Joshua Bradley-Hurst

Personal information
- Date of birth: 10 January 2002 (age 24)
- Place of birth: Colombo, Sri Lanka
- Position: Goalkeeper

Youth career
- 2013–2018: Celtic
- 2018–2020: Birmingham City

Senior career*
- Years: Team / Apps / (Gls)
- 2019–2020: Birmingham City / 0 / (0)
- 2019: → Gloucester City (loan) / 6 / (0)
- 2019: → Hungerford Town (loan) / 3 / (0)
- 2021: Dumbarton / 0 / (0)
- 2021–2023: Clyde / 6 / (0)
- 2022: → Clydebank (loan) / 4 / (0)

International career
- 2017–2018: Scotland U16 / 2 / (0)

= Joshua Bradley-Hurst =

Scottish-Sri Lankan footballer

Joshua Bradley-Hurst (born 10 January 2002) is a footballer who plays as a goalkeeper. Born in Sri Lanka, he has represented Scotland at youth international level.

==International career==
Bradley-Hurst is eligible to play for Sri Lanka, England and Scotland in international football.

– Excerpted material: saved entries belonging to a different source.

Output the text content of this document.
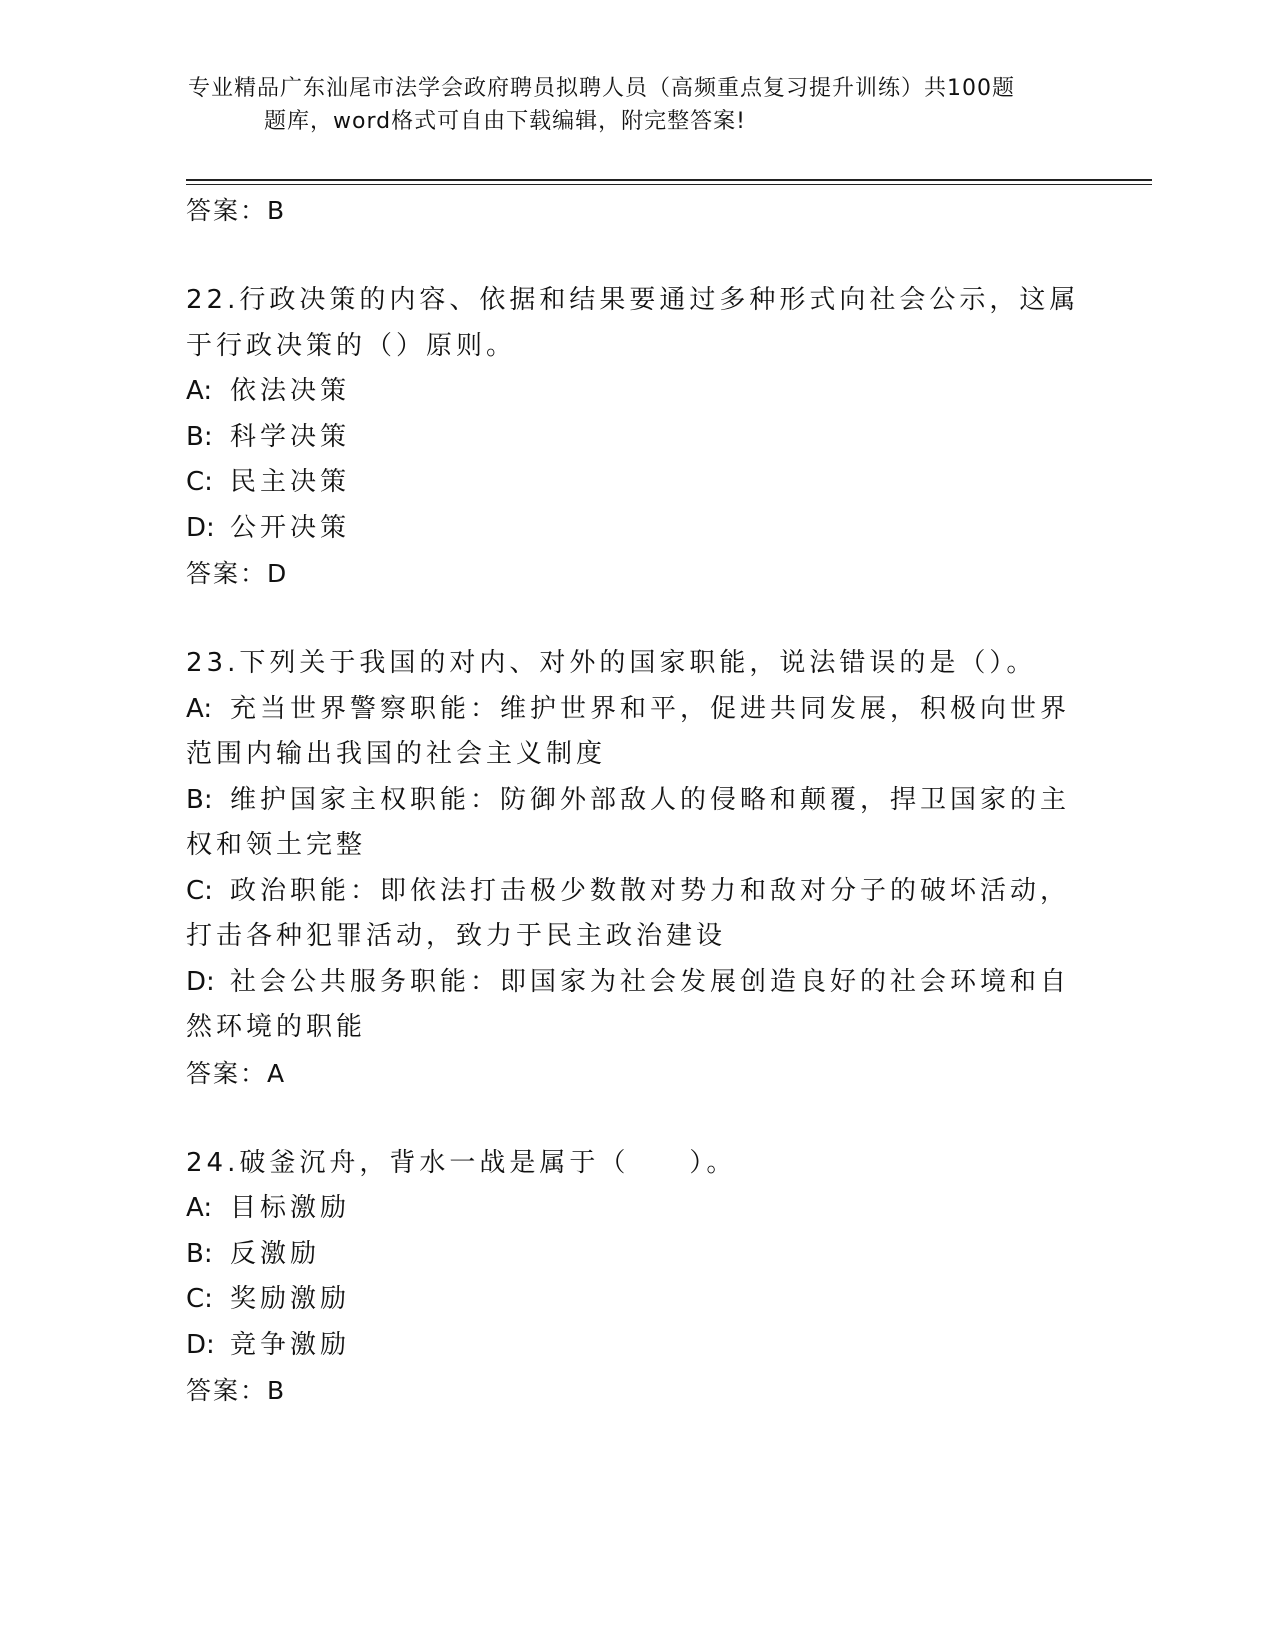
专业精品广东汕尾市法学会政府聘员拟聘人员（高频重点复习提升训练）共100题
题库，word格式可自由下载编辑，附完整答案!
答案：B

22.行政决策的内容、依据和结果要通过多种形式向社会公示，这属于行政决策的（）原则。

A: 依法决策

B: 科学决策

C: 民主决策

D: 公开决策

答案：D

23.下列关于我国的对内、对外的国家职能，说法错误的是（）。

A: 充当世界警察职能：维护世界和平，促进共同发展，积极向世界范围内输出我国的社会主义制度

B: 维护国家主权职能：防御外部敌人的侵略和颠覆，捍卫国家的主权和领土完整

C: 政治职能：即依法打击极少数散对势力和敌对分子的破坏活动，打击各种犯罪活动，致力于民主政治建设

D: 社会公共服务职能：即国家为社会发展创造良好的社会环境和自然环境的职能

答案：A

24.破釜沉舟，背水一战是属于（　　）。

A: 目标激励

B: 反激励

C: 奖励激励

D: 竞争激励

答案：B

In 2017, he made his debut for Scotland under-16 team.

In September 2022, Bradley-Hurst received his first call-up from Sri Lanka national team to take part in a training camp.

==Personal life==
Bradley-Hurst was born in Sri Lanka to an English father and a Scottish mother. He moved to Scotland at the age of six.